Además, habría que señalar como temas iconográficos principales para, por ejemplo, los ábsides, el Cristo en majestad, el Pantocrátor, en su mandorla canónica; y, alrededor de esta figura, la simétrica muchedumbre de santos, hombres y poderes infernales expulsados por Cristo. Sobre las largas paredes de la nave recorre en cambio la procesión de los Santos y de los personajes de la Biblia. En Italia, país muy cercano al mundo bizantino, las pinturas se sustituyen a menudo por grandes mosaicos con el típico fondo dorado de origen oriental. Más rara que la decoración con figuras, pero muy característica de la época, es la decoración de las paredes del edificio (y sobre todo de los pilares) con grandes y elaborados motivos geométricos.

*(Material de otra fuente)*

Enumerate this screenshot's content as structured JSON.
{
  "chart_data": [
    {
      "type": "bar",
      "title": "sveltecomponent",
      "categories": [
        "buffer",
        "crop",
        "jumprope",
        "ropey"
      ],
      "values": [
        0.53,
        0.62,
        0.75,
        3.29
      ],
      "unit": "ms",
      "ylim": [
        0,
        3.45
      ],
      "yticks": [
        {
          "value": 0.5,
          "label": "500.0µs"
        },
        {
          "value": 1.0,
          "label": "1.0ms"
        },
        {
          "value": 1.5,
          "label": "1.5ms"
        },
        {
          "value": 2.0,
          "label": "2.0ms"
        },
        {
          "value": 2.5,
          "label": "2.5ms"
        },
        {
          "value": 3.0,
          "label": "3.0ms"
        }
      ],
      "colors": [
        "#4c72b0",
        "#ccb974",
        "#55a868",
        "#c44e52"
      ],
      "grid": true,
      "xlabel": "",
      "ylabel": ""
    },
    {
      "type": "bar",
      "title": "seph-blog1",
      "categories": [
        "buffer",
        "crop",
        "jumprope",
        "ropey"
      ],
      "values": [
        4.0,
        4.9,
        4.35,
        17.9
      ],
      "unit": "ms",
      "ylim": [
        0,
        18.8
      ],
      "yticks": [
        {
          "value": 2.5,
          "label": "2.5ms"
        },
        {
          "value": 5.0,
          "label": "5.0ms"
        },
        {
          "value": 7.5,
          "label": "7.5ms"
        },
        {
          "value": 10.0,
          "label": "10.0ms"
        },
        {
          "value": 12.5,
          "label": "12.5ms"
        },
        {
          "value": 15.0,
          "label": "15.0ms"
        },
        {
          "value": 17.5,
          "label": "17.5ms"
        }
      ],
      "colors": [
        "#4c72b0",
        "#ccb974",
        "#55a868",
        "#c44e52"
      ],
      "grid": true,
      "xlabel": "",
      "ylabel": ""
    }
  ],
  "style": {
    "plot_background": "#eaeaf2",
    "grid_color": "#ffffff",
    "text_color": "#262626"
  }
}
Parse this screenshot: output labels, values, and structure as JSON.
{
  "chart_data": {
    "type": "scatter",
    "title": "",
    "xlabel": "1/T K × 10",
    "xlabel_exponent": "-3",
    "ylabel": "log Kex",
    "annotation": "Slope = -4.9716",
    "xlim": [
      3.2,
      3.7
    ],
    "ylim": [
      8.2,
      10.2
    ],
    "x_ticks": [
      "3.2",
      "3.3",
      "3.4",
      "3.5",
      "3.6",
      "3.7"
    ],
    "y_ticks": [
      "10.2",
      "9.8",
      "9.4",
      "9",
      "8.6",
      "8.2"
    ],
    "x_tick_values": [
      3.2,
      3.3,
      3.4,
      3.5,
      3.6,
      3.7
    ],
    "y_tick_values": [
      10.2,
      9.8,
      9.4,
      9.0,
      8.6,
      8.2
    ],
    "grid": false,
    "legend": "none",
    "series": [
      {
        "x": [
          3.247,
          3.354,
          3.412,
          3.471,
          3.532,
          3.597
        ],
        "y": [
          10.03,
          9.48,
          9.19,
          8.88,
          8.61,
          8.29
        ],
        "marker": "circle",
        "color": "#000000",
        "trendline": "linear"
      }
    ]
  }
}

Mosaicos en la iglesia de San Marcos, Venecia

En lo que se refiere a las miniaturas, recuérdese que en esta época son verdaderamente parte integrante de la pintura, de tal manera que esquemas e influencias de una actividad se encuentran frecuentemente tomados de la otra. El campo de la decoración del libro es vastísimo. Sin embargo, dos son los usos más frecuentes de la miniatura: la ilustración propiamente de un episodio y la decoración de las letras iniciales de los capítulos y de los parágrafos. Viveza de colores, fantasía, habilidad para condensar en poco espacio amplios y movidos episodios, son las mejores características de este arte.